At least until now. The sharp fall of Chinese rideshare giant Didi just days after its $ 4.4 billion New York IPO is likely to put a lasting damper on new Chinese listings in the United States, realizing the kind of financial decoupling, at least in stocks, which the Trump administration has been unable to reach. Amid an intensifying regulatory storm across the country, Didi shares are now trading at around 70% of their opening price on the June 30 IPO day.

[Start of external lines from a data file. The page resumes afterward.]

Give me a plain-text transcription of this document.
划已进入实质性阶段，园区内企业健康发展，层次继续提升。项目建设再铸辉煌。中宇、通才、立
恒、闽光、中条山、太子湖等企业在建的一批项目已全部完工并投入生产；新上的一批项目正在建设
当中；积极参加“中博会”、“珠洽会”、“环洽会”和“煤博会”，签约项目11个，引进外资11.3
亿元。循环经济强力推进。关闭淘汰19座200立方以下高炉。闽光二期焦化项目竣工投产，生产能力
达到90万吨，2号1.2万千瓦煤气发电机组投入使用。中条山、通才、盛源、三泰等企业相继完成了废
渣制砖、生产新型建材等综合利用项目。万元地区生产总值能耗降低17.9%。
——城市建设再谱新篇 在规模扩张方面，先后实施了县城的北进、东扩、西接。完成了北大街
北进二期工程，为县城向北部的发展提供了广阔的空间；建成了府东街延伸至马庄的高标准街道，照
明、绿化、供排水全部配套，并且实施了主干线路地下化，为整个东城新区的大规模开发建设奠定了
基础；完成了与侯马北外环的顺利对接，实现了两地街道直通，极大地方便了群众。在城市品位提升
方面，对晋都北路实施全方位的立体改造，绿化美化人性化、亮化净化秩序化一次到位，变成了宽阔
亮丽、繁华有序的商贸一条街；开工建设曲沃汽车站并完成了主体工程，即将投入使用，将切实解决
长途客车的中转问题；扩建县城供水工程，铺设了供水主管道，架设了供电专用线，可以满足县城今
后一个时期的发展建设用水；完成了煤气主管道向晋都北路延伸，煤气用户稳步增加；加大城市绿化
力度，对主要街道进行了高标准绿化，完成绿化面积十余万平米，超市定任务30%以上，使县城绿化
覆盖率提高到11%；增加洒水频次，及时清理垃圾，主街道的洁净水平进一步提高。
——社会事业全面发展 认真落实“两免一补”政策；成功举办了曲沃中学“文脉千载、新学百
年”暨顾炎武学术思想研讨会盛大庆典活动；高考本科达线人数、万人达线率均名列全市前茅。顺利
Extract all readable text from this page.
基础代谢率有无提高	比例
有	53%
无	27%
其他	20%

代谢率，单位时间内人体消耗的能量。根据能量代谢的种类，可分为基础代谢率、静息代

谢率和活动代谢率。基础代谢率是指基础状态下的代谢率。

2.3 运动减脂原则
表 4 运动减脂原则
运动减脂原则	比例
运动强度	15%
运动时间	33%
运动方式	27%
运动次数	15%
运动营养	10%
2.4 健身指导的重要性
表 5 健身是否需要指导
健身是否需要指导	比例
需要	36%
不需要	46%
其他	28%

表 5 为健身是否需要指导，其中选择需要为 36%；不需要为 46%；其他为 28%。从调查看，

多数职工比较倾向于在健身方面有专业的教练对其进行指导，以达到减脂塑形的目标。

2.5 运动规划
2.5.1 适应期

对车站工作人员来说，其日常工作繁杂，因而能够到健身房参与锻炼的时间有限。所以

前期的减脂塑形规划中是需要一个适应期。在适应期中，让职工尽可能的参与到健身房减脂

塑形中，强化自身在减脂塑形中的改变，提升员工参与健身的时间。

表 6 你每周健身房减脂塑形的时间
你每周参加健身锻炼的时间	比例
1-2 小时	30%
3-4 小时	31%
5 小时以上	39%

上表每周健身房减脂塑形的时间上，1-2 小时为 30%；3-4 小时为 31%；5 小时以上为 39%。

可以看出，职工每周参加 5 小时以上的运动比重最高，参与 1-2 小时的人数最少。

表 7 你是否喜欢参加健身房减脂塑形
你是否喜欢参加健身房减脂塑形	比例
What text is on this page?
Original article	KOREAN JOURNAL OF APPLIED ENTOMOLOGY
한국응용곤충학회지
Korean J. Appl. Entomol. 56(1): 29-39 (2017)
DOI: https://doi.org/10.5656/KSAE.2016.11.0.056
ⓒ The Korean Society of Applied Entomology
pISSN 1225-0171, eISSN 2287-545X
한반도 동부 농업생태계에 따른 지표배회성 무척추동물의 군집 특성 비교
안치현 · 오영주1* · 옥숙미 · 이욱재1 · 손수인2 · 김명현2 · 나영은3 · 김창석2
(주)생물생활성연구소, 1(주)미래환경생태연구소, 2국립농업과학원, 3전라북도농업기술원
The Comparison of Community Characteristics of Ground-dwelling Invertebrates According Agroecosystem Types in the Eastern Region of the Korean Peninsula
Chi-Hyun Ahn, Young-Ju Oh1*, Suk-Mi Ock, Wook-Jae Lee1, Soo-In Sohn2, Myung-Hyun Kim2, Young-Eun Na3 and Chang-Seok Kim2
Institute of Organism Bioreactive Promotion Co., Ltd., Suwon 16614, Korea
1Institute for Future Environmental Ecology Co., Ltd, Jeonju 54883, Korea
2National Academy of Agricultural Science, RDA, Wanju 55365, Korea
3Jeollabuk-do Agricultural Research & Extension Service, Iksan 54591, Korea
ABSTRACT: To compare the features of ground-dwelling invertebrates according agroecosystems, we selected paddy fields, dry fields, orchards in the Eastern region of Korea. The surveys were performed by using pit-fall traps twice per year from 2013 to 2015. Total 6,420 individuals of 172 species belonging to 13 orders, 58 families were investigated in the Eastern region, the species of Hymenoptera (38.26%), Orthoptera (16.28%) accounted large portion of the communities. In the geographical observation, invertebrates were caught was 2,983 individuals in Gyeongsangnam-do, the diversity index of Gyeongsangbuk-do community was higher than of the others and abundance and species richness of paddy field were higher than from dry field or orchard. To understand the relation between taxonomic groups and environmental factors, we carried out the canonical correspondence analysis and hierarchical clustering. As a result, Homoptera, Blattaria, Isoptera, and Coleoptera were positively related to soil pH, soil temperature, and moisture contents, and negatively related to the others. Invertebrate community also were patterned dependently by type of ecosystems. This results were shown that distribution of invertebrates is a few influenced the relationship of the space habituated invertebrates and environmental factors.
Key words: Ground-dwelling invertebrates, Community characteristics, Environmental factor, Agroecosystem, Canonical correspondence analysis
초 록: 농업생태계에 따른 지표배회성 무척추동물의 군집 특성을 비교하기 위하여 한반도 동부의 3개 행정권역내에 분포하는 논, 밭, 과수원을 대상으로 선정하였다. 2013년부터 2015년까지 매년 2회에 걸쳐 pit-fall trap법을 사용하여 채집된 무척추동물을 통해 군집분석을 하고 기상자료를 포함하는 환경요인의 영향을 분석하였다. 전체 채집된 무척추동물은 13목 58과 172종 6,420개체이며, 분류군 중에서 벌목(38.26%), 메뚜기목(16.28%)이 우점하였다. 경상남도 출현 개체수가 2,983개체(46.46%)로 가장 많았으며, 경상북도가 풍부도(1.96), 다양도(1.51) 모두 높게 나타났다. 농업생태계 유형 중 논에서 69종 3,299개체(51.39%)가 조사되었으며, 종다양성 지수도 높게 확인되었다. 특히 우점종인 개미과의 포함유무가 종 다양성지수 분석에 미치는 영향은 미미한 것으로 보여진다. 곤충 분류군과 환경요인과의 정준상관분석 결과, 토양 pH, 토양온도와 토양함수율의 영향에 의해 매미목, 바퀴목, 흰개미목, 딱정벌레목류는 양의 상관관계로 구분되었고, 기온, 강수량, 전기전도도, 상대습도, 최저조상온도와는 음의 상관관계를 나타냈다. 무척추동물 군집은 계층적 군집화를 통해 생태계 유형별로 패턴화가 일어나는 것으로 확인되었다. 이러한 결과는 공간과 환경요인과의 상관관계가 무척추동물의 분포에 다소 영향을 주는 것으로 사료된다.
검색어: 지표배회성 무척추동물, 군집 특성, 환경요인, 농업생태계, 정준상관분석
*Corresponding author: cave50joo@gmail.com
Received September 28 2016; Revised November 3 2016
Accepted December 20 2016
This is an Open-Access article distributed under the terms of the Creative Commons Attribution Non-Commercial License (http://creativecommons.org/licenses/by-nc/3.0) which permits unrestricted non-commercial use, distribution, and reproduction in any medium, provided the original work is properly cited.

On Thursday, the Wall Street Journal reported that China’s Cyberspace Administration, which reports to a central management group chaired by Chinese President Xi Jinping, will be responsible for overseeing overseas registrations.
What is currently happening in Chinese internet technology has several aspects: politics, legitimate regulatory concerns about market power and data privacy, and an increasingly tough Chinese industrial policy that views data as a sovereign resource and is also increasingly skeptical of the usefulness of mainstream Internet businesses. compared to hardware applications like microchips.
From an investor perspective, the crucial point to remember is that these three elements are now opposed to mainstream Internet businesses. Anyone who engages in a Chinese internet technology IPO or hopes this crackdown turns out to be transient is taking a huge risk.